On top of that, Cruise is just a highly committed action star. “I feel that [when acting] you’re bringing everything, you know, physically and emotionally, to a character in a story,” he said in the same interview. “I’ve trained for 30 years doing [stunts] and it allows us to put cameras where you are normally not able to.”
Inside Tom Cruise’s Dangerous Stunts In ‘Mission: Impossible 8’
In August 2022, Dead Reckoning director, Christopher McQuarrie told the Light The Fuse podcast that Cruise performed a lot of “ambitious” stunts in the film. “We have the bulk of the third act action sequence in the can for part 2,” he spilled.
“We already know what the third act of part 2 is, and it’s off the chain.
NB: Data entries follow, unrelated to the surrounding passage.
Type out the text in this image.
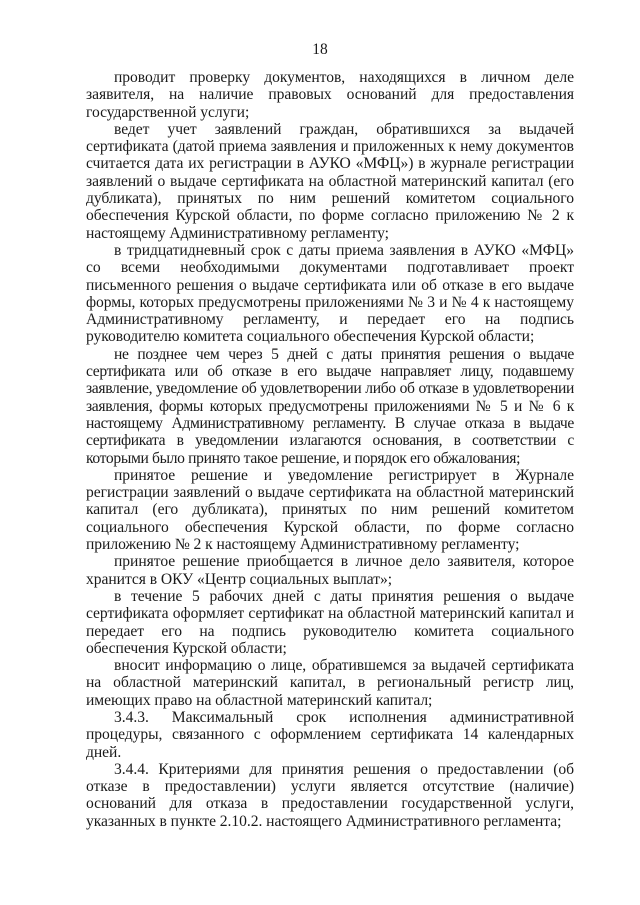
18

проводит проверку документов, находящихся в личном деле заявителя, на наличие правовых оснований для предоставления государственной услуги;

ведет учет заявлений граждан, обратившихся за выдачей сертификата (датой приема заявления и приложенных к нему документов считается дата их регистрации в АУКО «МФЦ») в журнале регистрации заявлений о выдаче сертификата на областной материнский капитал (его дубликата), принятых по ним решений комитетом социального обеспечения Курской области, по форме согласно приложению № 2 к настоящему Административному регламенту;

в тридцатидневный срок с даты приема заявления в АУКО «МФЦ» со всеми необходимыми документами подготавливает проект письменного решения о выдаче сертификата или об отказе в его выдаче формы, которых предусмотрены приложениями № 3 и № 4 к настоящему Административному регламенту, и передает его на подпись руководителю комитета социального обеспечения Курской области;

не позднее чем через 5 дней с даты принятия решения о выдаче сертификата или об отказе в его выдаче направляет лицу, подавшему заявление, уведомление об удовлетворении либо об отказе в удовлетворении заявления, формы которых предусмотрены приложениями № 5 и № 6 к настоящему Административному регламенту. В случае отказа в выдаче сертификата в уведомлении излагаются основания, в соответствии с которыми было принято такое решение, и порядок его обжалования;

принятое решение и уведомление регистрирует в Журнале регистрации заявлений о выдаче сертификата на областной материнский капитал (его дубликата), принятых по ним решений комитетом социального обеспечения Курской области, по форме согласно приложению № 2 к настоящему Административному регламенту;

принятое решение приобщается в личное дело заявителя, которое хранится в ОКУ «Центр социальных выплат»;

в течение 5 рабочих дней с даты принятия решения о выдаче сертификата оформляет сертификат на областной материнский капитал и передает его на подпись руководителю комитета социального обеспечения Курской области;

вносит информацию о лице, обратившемся за выдачей сертификата на областной материнский капитал, в региональный регистр лиц, имеющих право на областной материнский капитал;

3.4.3. Максимальный срок исполнения административной процедуры, связанного с оформлением сертификата 14 календарных дней.

3.4.4. Критериями для принятия решения о предоставлении (об отказе в предоставлении) услуги является отсутствие (наличие) оснований для отказа в предоставлении государственной услуги, указанных в пункте 2.10.2. настоящего Административного регламента;
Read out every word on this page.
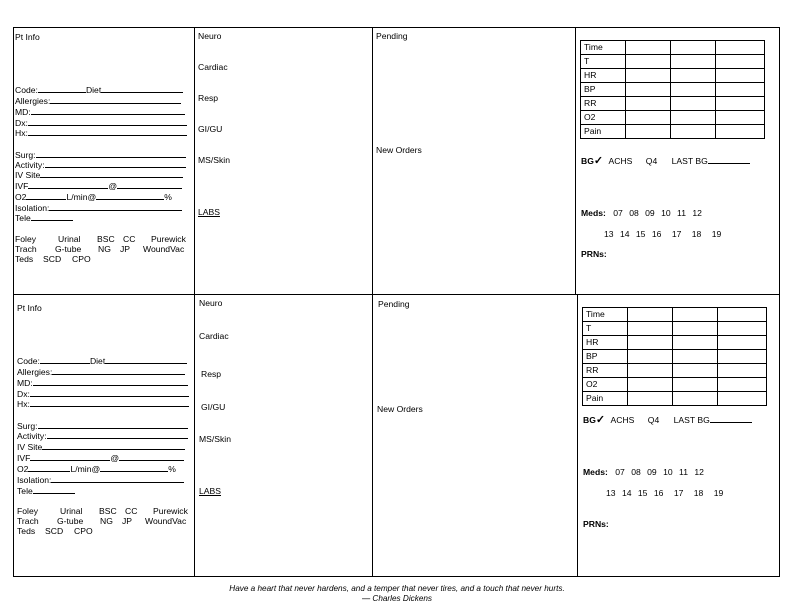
Pt Info
Code:	Diet
Allergies:
MD:
Dx:
Hx:
Surg:
Activity:
IV Site
IVF	@
O2	L/min@	%
Isolation:
Tele
Foley	Urinal BSC CC Purewick
Trach G-tube NG JP WoundVac
Teds SCD CPO
Neuro
Cardiac
Resp
GI/GU
MS/Skin
LABS
Pending
New Orders
Time			
T			
HR			
BP			
RR			
O2			
Pain			
BG✓ ACHS Q4 LAST BG
Meds: 07 08 09 10 11 12
13 14 15 16 17 18 19
PRNs:
Pt Info
Code:	Diet
Allergies:
MD:
Dx:
Hx:
Surg:
Activity:
IV Site
IVF	@
O2	L/min@	%
Isolation:
Tele
Foley	Urinal BSC CC Purewick
Trach G-tube NG JP WoundVac
Teds SCD CPO
Neuro
Cardiac
Resp
GI/GU
MS/Skin
LABS
Pending
New Orders
Time			
T			
HR			
BP			
RR			
O2			
Pain			
BG✓ ACHS Q4 LAST BG
Meds: 07 08 09 10 11 12
13 14 15 16 17 18 19
PRNs:
Have a heart that never hardens, and a temper that never tires, and a touch that never hurts.
— Charles Dickens
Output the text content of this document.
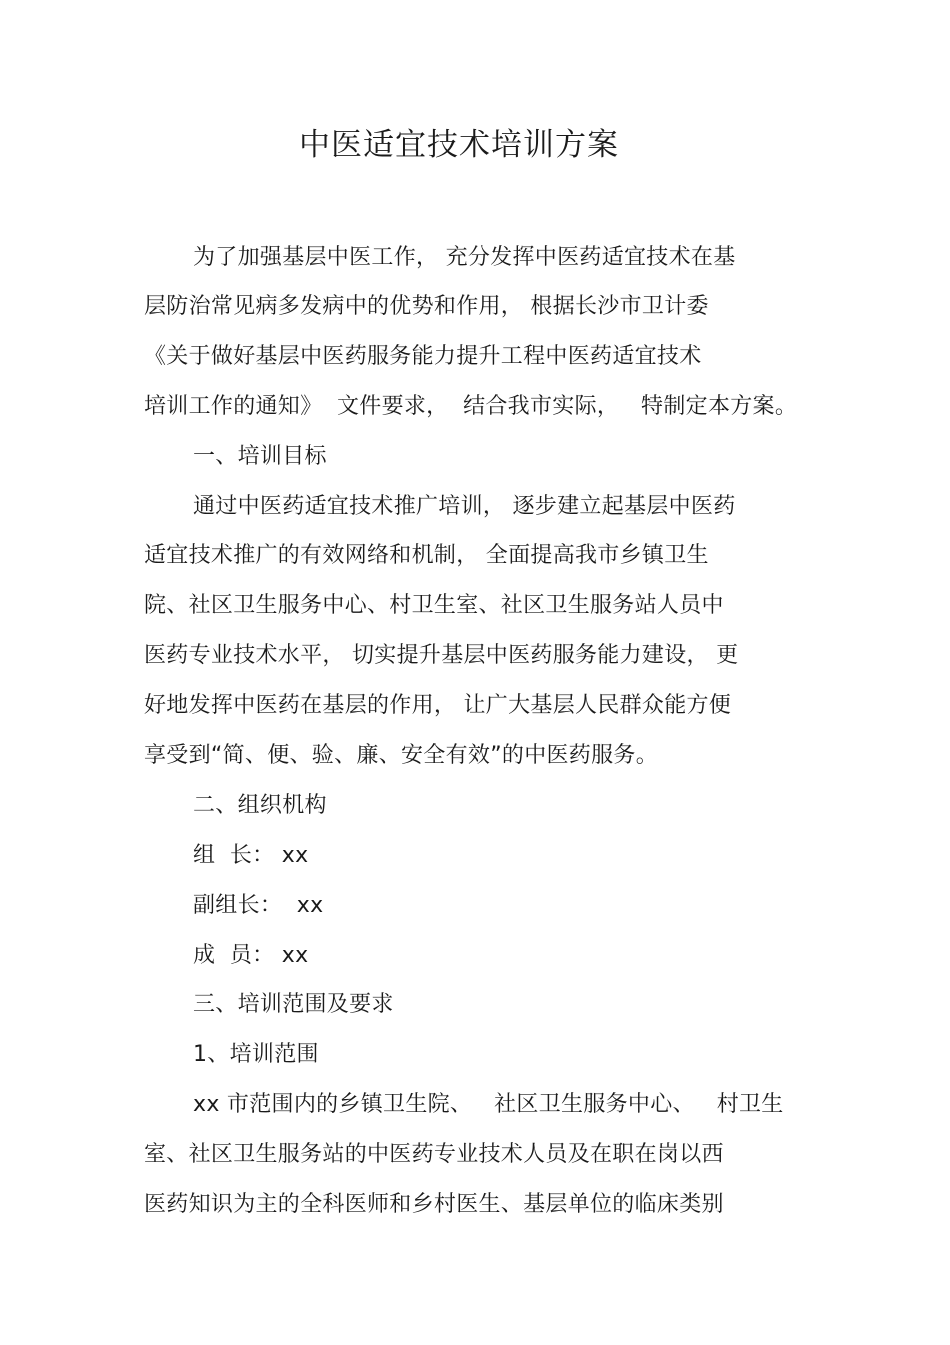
中医适宜技术培训方案
为了加强基层中医工作， 充分发挥中医药适宜技术在基
层防治常见病多发病中的优势和作用， 根据长沙市卫计委
《关于做好基层中医药服务能力提升工程中医药适宜技术
培训工作的通知》  文件要求，  结合我市实际，   特制定本方案。
一、培训目标
通过中医药适宜技术推广培训， 逐步建立起基层中医药
适宜技术推广的有效网络和机制， 全面提高我市乡镇卫生
院、社区卫生服务中心、村卫生室、社区卫生服务站人员中
医药专业技术水平， 切实提升基层中医药服务能力建设， 更
好地发挥中医药在基层的作用， 让广大基层人民群众能方便
享受到“简、便、验、廉、安全有效”的中医药服务。
二、组织机构
组  长： xx
副组长：  xx
成  员： xx
三、培训范围及要求
1、培训范围
xx 市范围内的乡镇卫生院、   社区卫生服务中心、   村卫生
室、社区卫生服务站的中医药专业技术人员及在职在岗以西
医药知识为主的全科医师和乡村医生、基层单位的临床类别
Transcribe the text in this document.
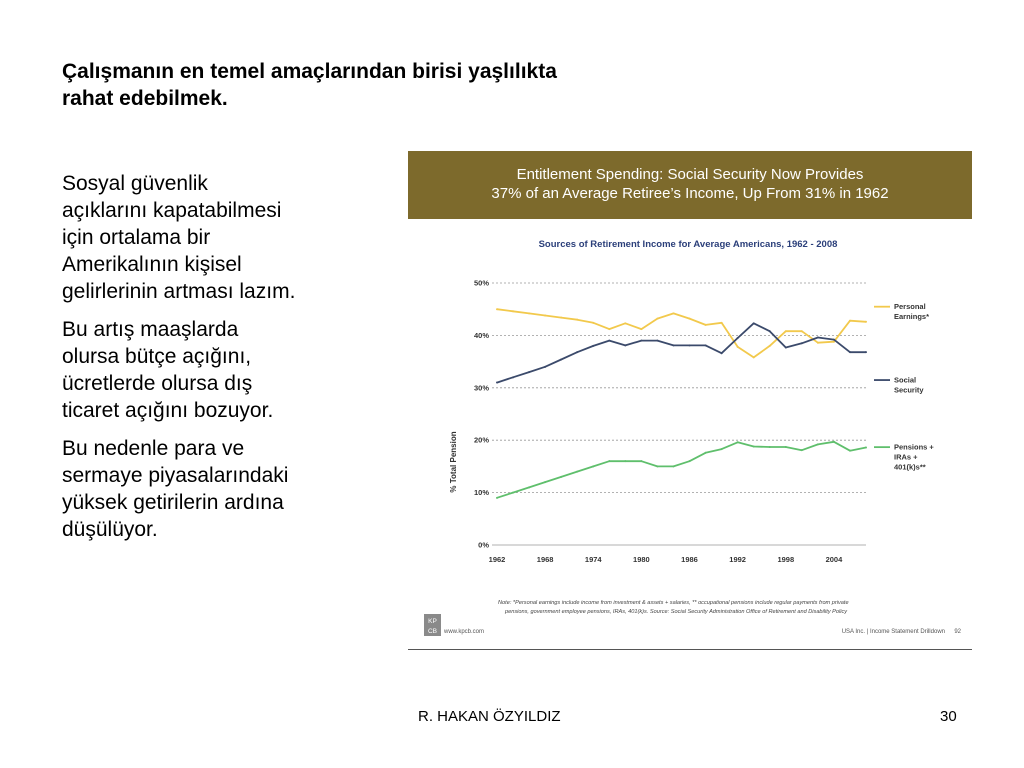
Çalışmanın en temel amaçlarından birisi yaşlılıkta
rahat edebilmek.
Sosyal güvenlik
açıklarını kapatabilmesi
için ortalama bir
Amerikalının kişisel
gelirlerinin artması lazım.
Bu artış maaşlarda
olursa bütçe açığını,
ücretlerde olursa dış
ticaret açığını bozuyor.
Bu nedenle para ve
sermaye piyasalarındaki
yüksek getirilerin ardına
düşülüyor.
Entitlement Spending: Social Security Now Provides
37% of an Average Retiree’s Income, Up From 31% in 1962
Sources of Retirement Income for Average Americans, 1962 - 2008
0%
10%
20%
30%
40%
50%
1962	1968	1974	1980	1986	1992	1998	2004
% Total Pension
Personal
Earnings*
Social
Security
Pensions +
IRAs +
401(k)s**
Note: *Personal earnings include income from investment & assets + salaries, ** occupational pensions include regular payments from private
pensions, government employee pensions, IRAs, 401(k)s. Source: Social Security Administration Office of Retirement and Disability Policy
KP
CB www.kpcb.com	USA Inc. | Income Statement Drilldown 92
R. HAKAN ÖZYILDIZ	30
It’s Tom topping Tom topping Tom, several times a day. […] That’s one of two really big, really ambitious sequences in the movie.”
In late 2021, Cruise was reportedly seen practicing a death-defying scene — hanging upside down on a plane, 2000 feet above Cambridge. “Tom had started to learn to fly a Boeing Stearman biplane earlier this year for a major stunt scene in Mission: Impossible 8,” an insider said at that time.
They continued: “It’s obviously a highly skilled task but as usual he has no plans to cut any corners or bring in a stuntman. Filming has only just wrapped on Mission: Impossible 7 but Tom has not given himself a break. And trying to film jaw-dropping scenes with an 80-year-old plane is particularly dangerous.”